For a solid decade now, America has been obsessed with Jennifer Aniston’s womb. Would she and Brad Pitt produce an heir equally as famous and gene-blessed as them? And post-divorce, every time Aniston was seen with a male, a headline soon followed that she was marrying him, having his baby, or both.
Now the 47-year-old actor is married to fellow actor Justin Theroux. And when the June cover of InTouch Weekly stirred the pregnancy pot for the millionth time, speculating about photos of the couple from a vacation in which Aniston’s stomach looked ever so slightly fuller than usual, the rumors felt more real than they ever have before.
But after being congratulated on her phantom pregnancy one too many times, Aniston drew a line in the proverbial sand and said enough is enough. She penned a scathing critique of celebrity culture, female objectification, and America’s idolization of motherhood, and all we can say is wow.
Fed up with being taken for a pregnant woman when, really, she looks like a normal one, Aniston voiced her frustrations on a blog entry for the Huffington Post this week. She’s never addressed pregnancy rumors before, but she decided to speak up, she said, because the issue extends far beyond her and her post-lunch belly.
“If I am some kind of symbol to some people out there, then clearly I am an example of the lens through which we, as a society, view our mothers, daughters, sisters, wives, female friends, and colleagues,” she wrote. “The way I am portrayed by the media is simply a reflection of how we see and portray women in general, measured against some warped standard of beauty. Sometimes cultural standards just need a different perspective so we can see them for what they really are—a collective acceptance . . . a subconscious agreement.”
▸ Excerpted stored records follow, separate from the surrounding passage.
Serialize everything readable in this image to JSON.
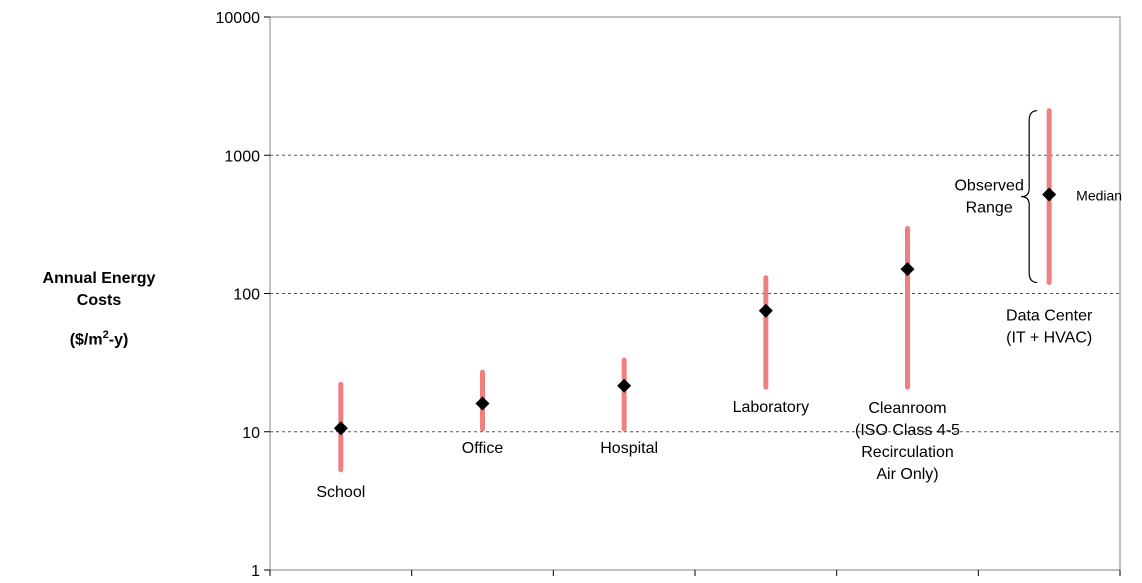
{
  "chart_data": {
    "type": "range",
    "title": "",
    "ylabel_line1": "Annual Energy",
    "ylabel_line2": "Costs",
    "ylabel_unit_prefix": "($/m",
    "ylabel_unit_sup": "2",
    "ylabel_unit_suffix": "-y)",
    "yscale": "log",
    "ylim": [
      1,
      10000
    ],
    "yticks": [
      "1",
      "10",
      "100",
      "1000",
      "10000"
    ],
    "grid": "horizontal dashed at 10, 100, 1000",
    "range_color": "#f08080",
    "marker_color": "#000000",
    "categories": [
      {
        "label": [
          "School"
        ],
        "low": 5.3,
        "high": 22,
        "median": 10.6
      },
      {
        "label": [
          "Office"
        ],
        "low": 10.5,
        "high": 27,
        "median": 16
      },
      {
        "label": [
          "Hospital"
        ],
        "low": 10.5,
        "high": 33,
        "median": 21.5
      },
      {
        "label": [
          "Laboratory"
        ],
        "low": 21,
        "high": 130,
        "median": 75
      },
      {
        "label": [
          "Cleanroom",
          "(ISO Class 4-5",
          "Recirculation",
          "Air Only)"
        ],
        "low": 21,
        "high": 295,
        "median": 150
      },
      {
        "label": [
          "Data Center",
          "(IT + HVAC)"
        ],
        "low": 120,
        "high": 2100,
        "median": 520
      }
    ],
    "annotations": {
      "range_line1": "Observed",
      "range_line2": "Range",
      "median": "Median"
    }
  }
}
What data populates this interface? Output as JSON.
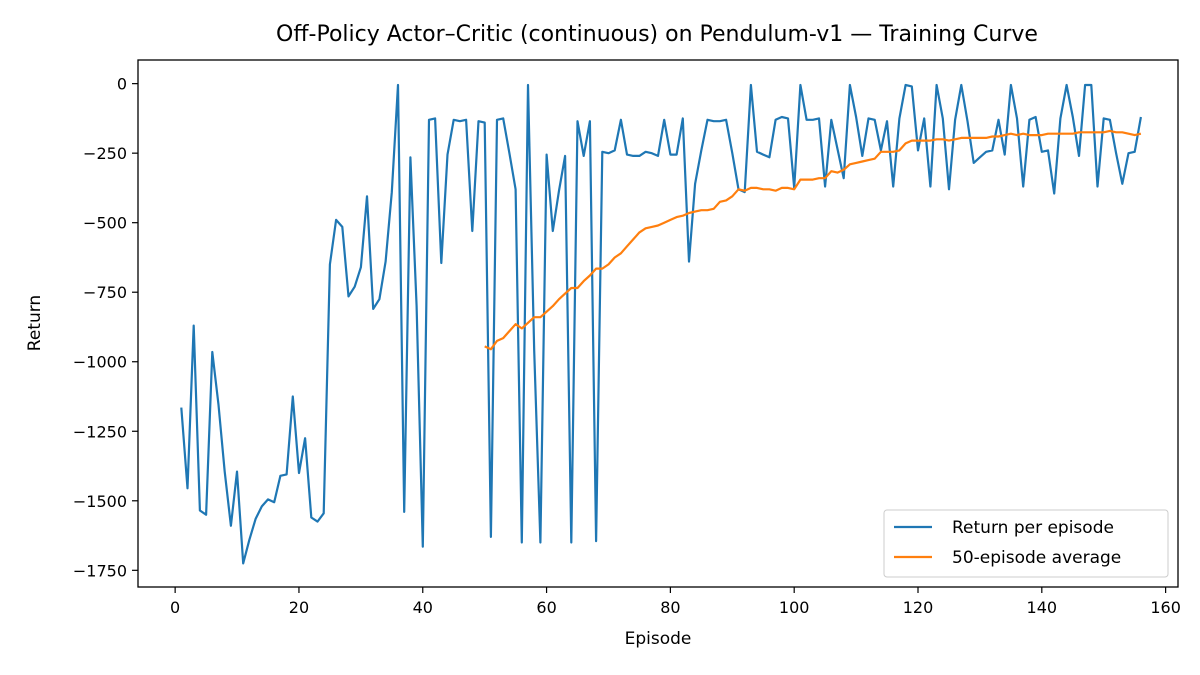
{
  "chart_data": {
    "type": "line",
    "title": "Off-Policy Actor–Critic (continuous) on Pendulum-v1 — Training Curve",
    "xlabel": "Episode",
    "ylabel": "Return",
    "xlim": [
      -6,
      162
    ],
    "ylim": [
      -1810,
      85
    ],
    "xticks": [
      0,
      20,
      40,
      60,
      80,
      100,
      120,
      140,
      160
    ],
    "yticks": [
      0,
      -250,
      -500,
      -750,
      -1000,
      -1250,
      -1500,
      -1750
    ],
    "xtick_labels": [
      "0",
      "20",
      "40",
      "60",
      "80",
      "100",
      "120",
      "140",
      "160"
    ],
    "ytick_labels": [
      "0",
      "−250",
      "−500",
      "−750",
      "−1000",
      "−1250",
      "−1500",
      "−1750"
    ],
    "grid": false,
    "legend_position": "lower-right",
    "series": [
      {
        "name": "Return per episode",
        "color": "#1f77b4",
        "x": [
          1,
          2,
          3,
          4,
          5,
          6,
          7,
          8,
          9,
          10,
          11,
          12,
          13,
          14,
          15,
          16,
          17,
          18,
          19,
          20,
          21,
          22,
          23,
          24,
          25,
          26,
          27,
          28,
          29,
          30,
          31,
          32,
          33,
          34,
          35,
          36,
          37,
          38,
          39,
          40,
          41,
          42,
          43,
          44,
          45,
          46,
          47,
          48,
          49,
          50,
          51,
          52,
          53,
          54,
          55,
          56,
          57,
          58,
          59,
          60,
          61,
          62,
          63,
          64,
          65,
          66,
          67,
          68,
          69,
          70,
          71,
          72,
          73,
          74,
          75,
          76,
          77,
          78,
          79,
          80,
          81,
          82,
          83,
          84,
          85,
          86,
          87,
          88,
          89,
          90,
          91,
          92,
          93,
          94,
          95,
          96,
          97,
          98,
          99,
          100,
          101,
          102,
          103,
          104,
          105,
          106,
          107,
          108,
          109,
          110,
          111,
          112,
          113,
          114,
          115,
          116,
          117,
          118,
          119,
          120,
          121,
          122,
          123,
          124,
          125,
          126,
          127,
          128,
          129,
          130,
          131,
          132,
          133,
          134,
          135,
          136,
          137,
          138,
          139,
          140,
          141,
          142,
          143,
          144,
          145,
          146,
          147,
          148,
          149,
          150,
          151,
          152,
          153,
          154,
          155,
          156
        ],
        "y": [
          -1165,
          -1455,
          -870,
          -1535,
          -1550,
          -965,
          -1155,
          -1395,
          -1590,
          -1395,
          -1725,
          -1640,
          -1565,
          -1520,
          -1495,
          -1505,
          -1410,
          -1405,
          -1125,
          -1400,
          -1275,
          -1560,
          -1575,
          -1545,
          -650,
          -490,
          -515,
          -765,
          -730,
          -660,
          -405,
          -810,
          -775,
          -640,
          -390,
          -5,
          -1540,
          -265,
          -800,
          -1665,
          -130,
          -125,
          -645,
          -255,
          -130,
          -135,
          -130,
          -530,
          -135,
          -140,
          -1630,
          -130,
          -125,
          -250,
          -380,
          -1650,
          -5,
          -960,
          -1650,
          -255,
          -530,
          -385,
          -260,
          -1650,
          -135,
          -260,
          -135,
          -1645,
          -245,
          -250,
          -240,
          -130,
          -255,
          -260,
          -260,
          -245,
          -250,
          -260,
          -130,
          -255,
          -255,
          -125,
          -640,
          -360,
          -240,
          -130,
          -135,
          -135,
          -130,
          -250,
          -380,
          -390,
          -5,
          -245,
          -255,
          -265,
          -130,
          -120,
          -125,
          -375,
          -5,
          -130,
          -130,
          -125,
          -370,
          -130,
          -235,
          -340,
          -5,
          -120,
          -260,
          -125,
          -130,
          -240,
          -135,
          -370,
          -125,
          -5,
          -10,
          -240,
          -125,
          -370,
          -5,
          -125,
          -380,
          -130,
          -5,
          -135,
          -285,
          -265,
          -245,
          -240,
          -130,
          -255,
          -5,
          -125,
          -370,
          -130,
          -120,
          -245,
          -240,
          -395,
          -125,
          -5,
          -120,
          -260,
          -5,
          -5,
          -370,
          -125,
          -130,
          -250,
          -360,
          -250,
          -245,
          -120
        ]
      },
      {
        "name": "50-episode average",
        "color": "#ff7f0e",
        "x": [
          50,
          51,
          52,
          53,
          54,
          55,
          56,
          57,
          58,
          59,
          60,
          61,
          62,
          63,
          64,
          65,
          66,
          67,
          68,
          69,
          70,
          71,
          72,
          73,
          74,
          75,
          76,
          77,
          78,
          79,
          80,
          81,
          82,
          83,
          84,
          85,
          86,
          87,
          88,
          89,
          90,
          91,
          92,
          93,
          94,
          95,
          96,
          97,
          98,
          99,
          100,
          101,
          102,
          103,
          104,
          105,
          106,
          107,
          108,
          109,
          110,
          111,
          112,
          113,
          114,
          115,
          116,
          117,
          118,
          119,
          120,
          121,
          122,
          123,
          124,
          125,
          126,
          127,
          128,
          129,
          130,
          131,
          132,
          133,
          134,
          135,
          136,
          137,
          138,
          139,
          140,
          141,
          142,
          143,
          144,
          145,
          146,
          147,
          148,
          149,
          150,
          151,
          152,
          153,
          154,
          155,
          156
        ],
        "y": [
          -945,
          -955,
          -925,
          -915,
          -890,
          -865,
          -880,
          -860,
          -840,
          -840,
          -820,
          -800,
          -775,
          -755,
          -735,
          -735,
          -710,
          -690,
          -665,
          -665,
          -650,
          -625,
          -610,
          -585,
          -560,
          -535,
          -520,
          -515,
          -510,
          -500,
          -490,
          -480,
          -475,
          -465,
          -460,
          -455,
          -455,
          -450,
          -425,
          -420,
          -405,
          -380,
          -385,
          -375,
          -375,
          -380,
          -380,
          -385,
          -375,
          -375,
          -380,
          -345,
          -345,
          -345,
          -340,
          -340,
          -315,
          -320,
          -310,
          -290,
          -285,
          -280,
          -275,
          -270,
          -245,
          -245,
          -245,
          -240,
          -215,
          -205,
          -205,
          -205,
          -205,
          -200,
          -200,
          -205,
          -200,
          -195,
          -195,
          -195,
          -195,
          -195,
          -190,
          -190,
          -185,
          -180,
          -185,
          -180,
          -185,
          -185,
          -185,
          -180,
          -180,
          -180,
          -180,
          -180,
          -175,
          -175,
          -175,
          -175,
          -175,
          -170,
          -175,
          -175,
          -180,
          -185,
          -180
        ]
      }
    ]
  }
}
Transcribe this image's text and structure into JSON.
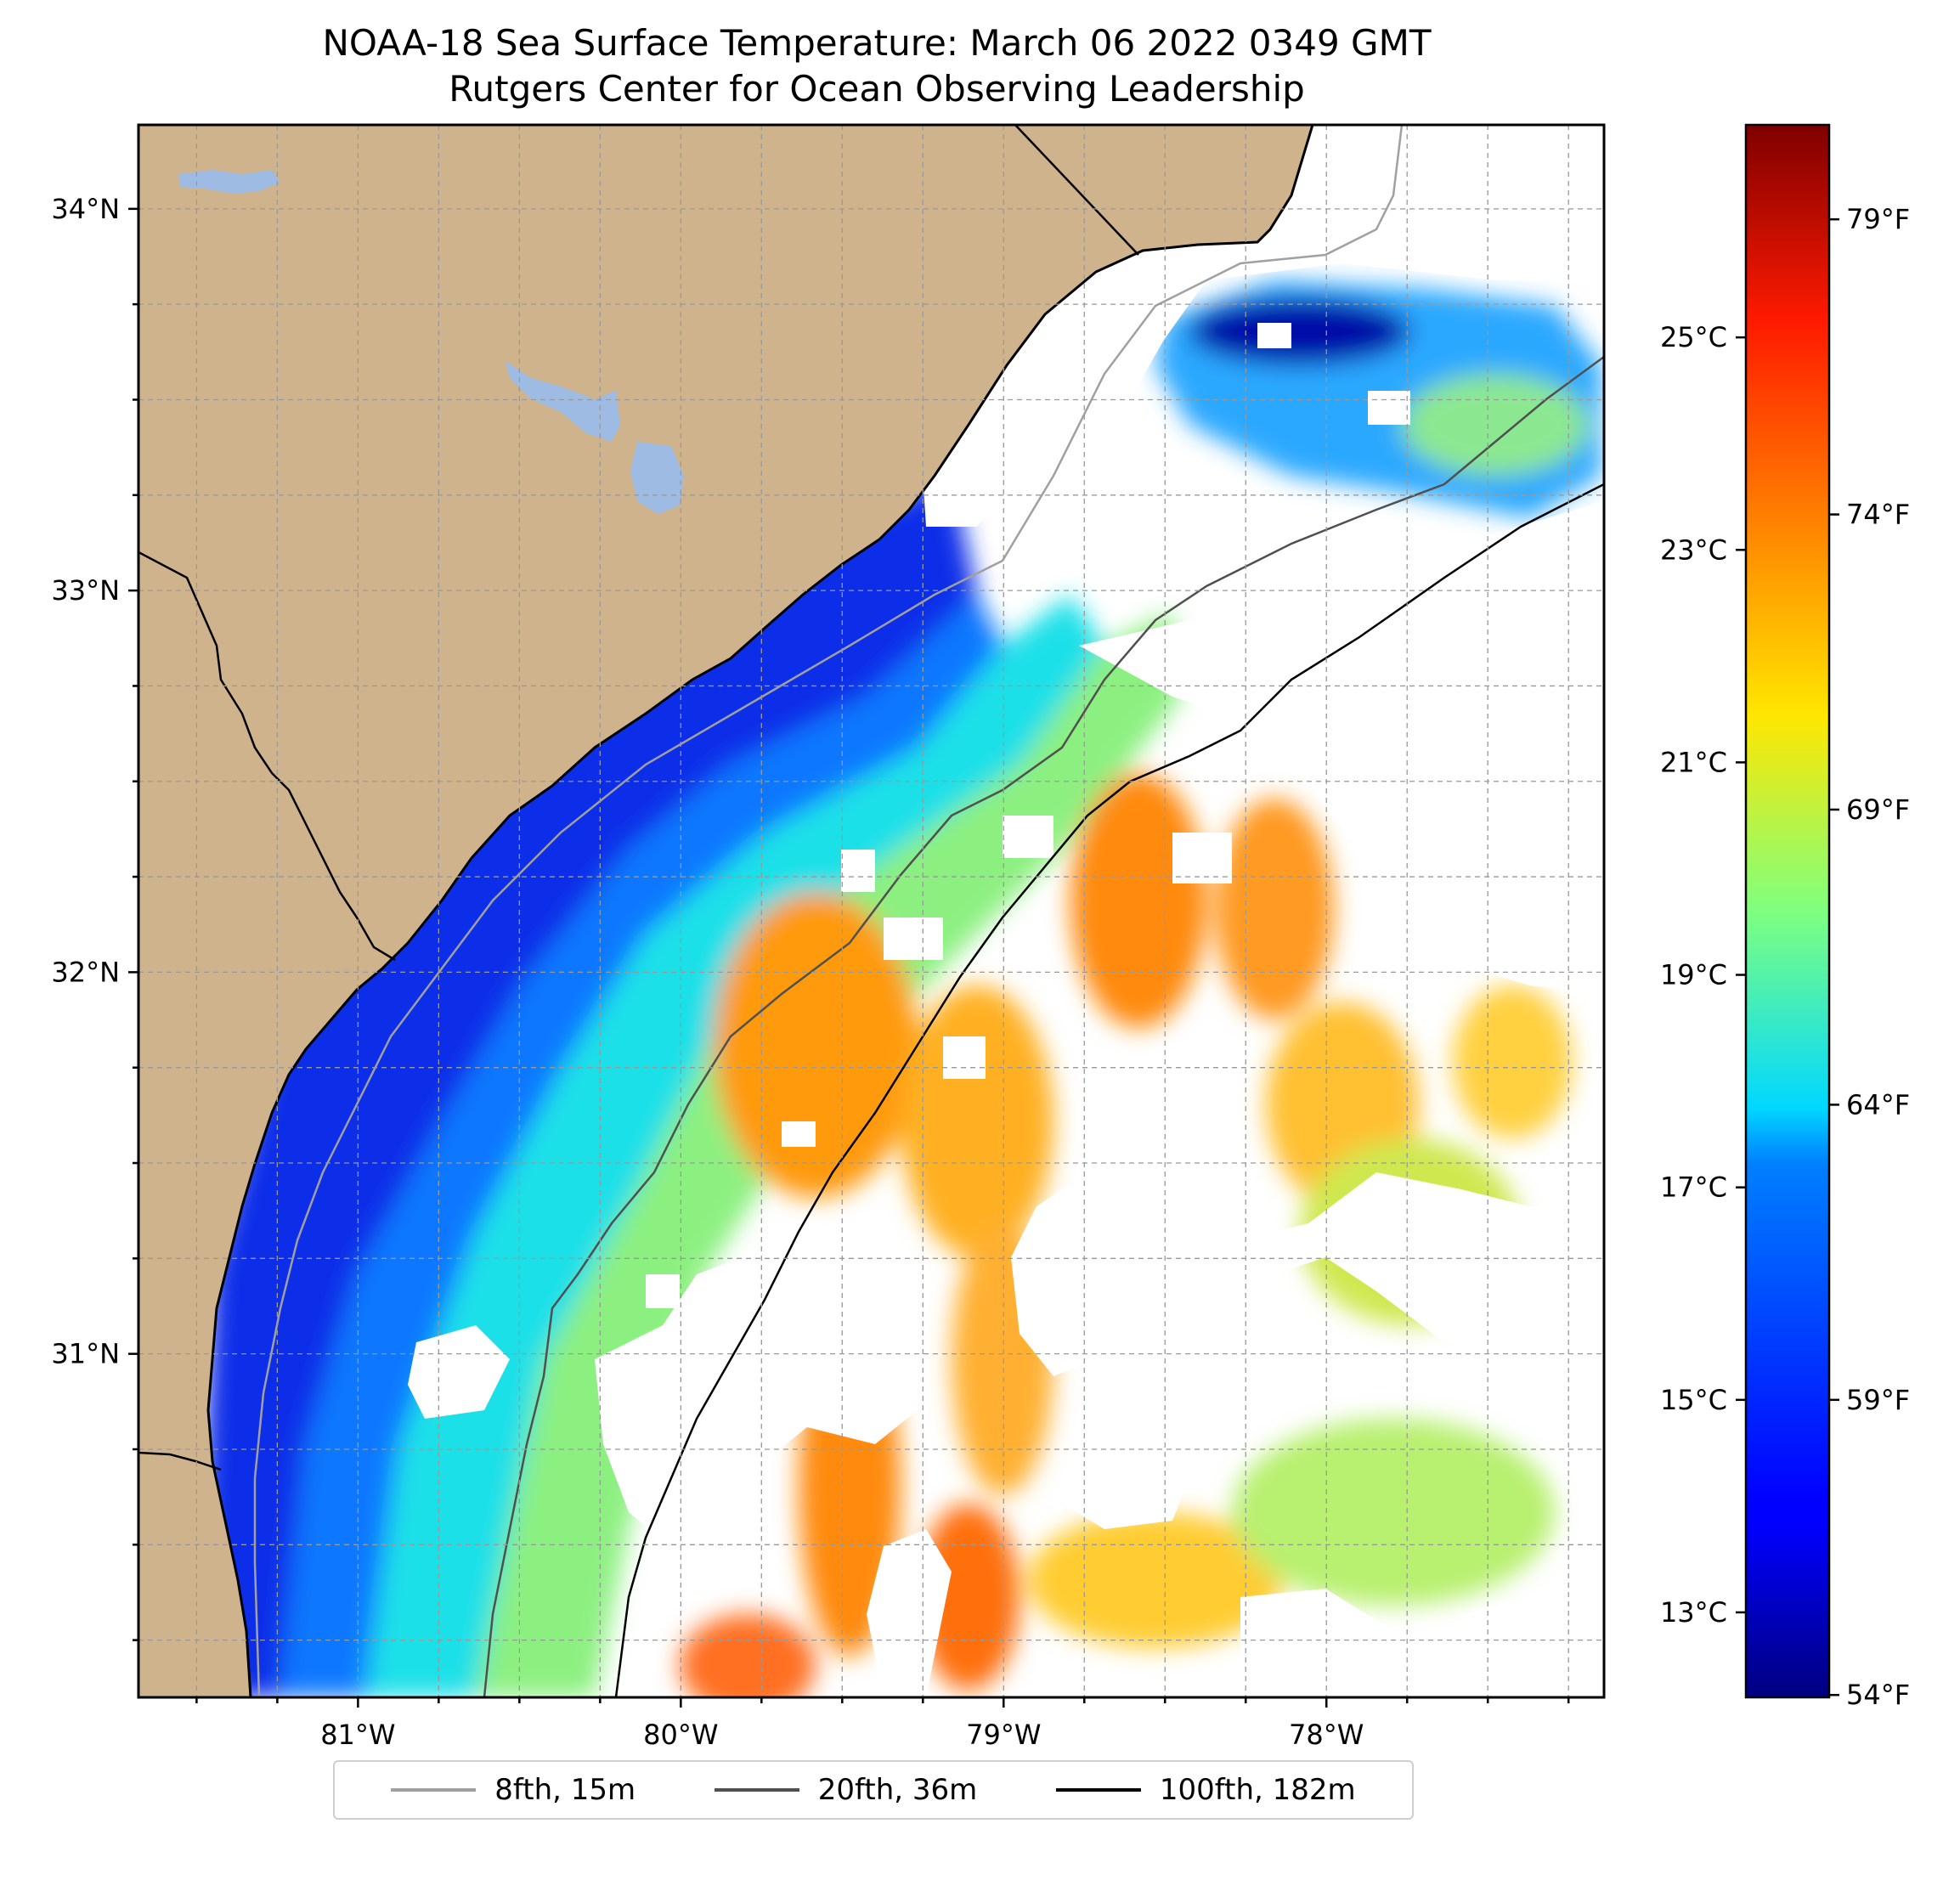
{
  "title": "NOAA-18 Sea Surface Temperature: March 06 2022 0349 GMT",
  "subtitle": "Rutgers Center for Ocean Observing Leadership",
  "map": {
    "lon_range": [
      -81.68,
      -77.14
    ],
    "lat_range": [
      30.1,
      34.22
    ],
    "lon_ticks": [
      {
        "value": -81,
        "label": "81°W"
      },
      {
        "value": -80,
        "label": "80°W"
      },
      {
        "value": -79,
        "label": "79°W"
      },
      {
        "value": -78,
        "label": "78°W"
      }
    ],
    "lat_ticks": [
      {
        "value": 31,
        "label": "31°N"
      },
      {
        "value": 32,
        "label": "32°N"
      },
      {
        "value": 33,
        "label": "33°N"
      },
      {
        "value": 34,
        "label": "34°N"
      }
    ],
    "gridlines": "on",
    "land_color": "#cfb38c",
    "water_body_color": "#9ebbe4"
  },
  "colorbar": {
    "colormap": "jet",
    "range_c": [
      12.2,
      27.0
    ],
    "celsius_ticks": [
      {
        "value": 13,
        "label": "13°C"
      },
      {
        "value": 15,
        "label": "15°C"
      },
      {
        "value": 17,
        "label": "17°C"
      },
      {
        "value": 19,
        "label": "19°C"
      },
      {
        "value": 21,
        "label": "21°C"
      },
      {
        "value": 23,
        "label": "23°C"
      },
      {
        "value": 25,
        "label": "25°C"
      }
    ],
    "fahrenheit_ticks": [
      {
        "value": 54,
        "label": "54°F"
      },
      {
        "value": 59,
        "label": "59°F"
      },
      {
        "value": 64,
        "label": "64°F"
      },
      {
        "value": 69,
        "label": "69°F"
      },
      {
        "value": 74,
        "label": "74°F"
      },
      {
        "value": 79,
        "label": "79°F"
      }
    ]
  },
  "legend": {
    "placement": "bottom-center",
    "items": [
      {
        "label": "8fth, 15m",
        "color": "#a0a0a0"
      },
      {
        "label": "20fth, 36m",
        "color": "#505050"
      },
      {
        "label": "100fth, 182m",
        "color": "#000000"
      }
    ]
  }
}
We can all nod our heads and concur that tabloids are petty and exploitative. But where do they come from, and who are they catering to? Both questions are posed not just to the media but to all of us consumers as well. It can be easy to assume that celebrities aren’t bothered by the press they get or that it’s just the price they pay for all their privileges. And we often think our consumption of this media makes no real difference in the world.
But Aniston is proving us all wrong. She hears it, and she cares. And we should, too.
Celebrity news focuses an inordinate amount of time and energy on women’s bodies rather than their whole persons because really that’s how we see all women. In Aniston’s case it’s not enough that she’s beautiful and successful—to be our true idol we must also will her to be a mom. We treat both beauty and motherhood as the crowning achievements of any woman. But as her letter proves, not all women want children, and many aren’t able to have them; they shouldn’t be seen as “less” for that.
While Aniston recognizes that tabloids will (unfortunately) continue on and cash in on our lust for pretty faces and fresh gossip, what can change is how we sift these ideas in our minds. Celebrity news only serves us what we want to see. In it we hold up a mirror to ourselves and what we value as a culture. So let’s reject the sordid news cycle. If consumers stop devouring their sleazy offerings, maybe the tabloids will be forced to offer up something of more value.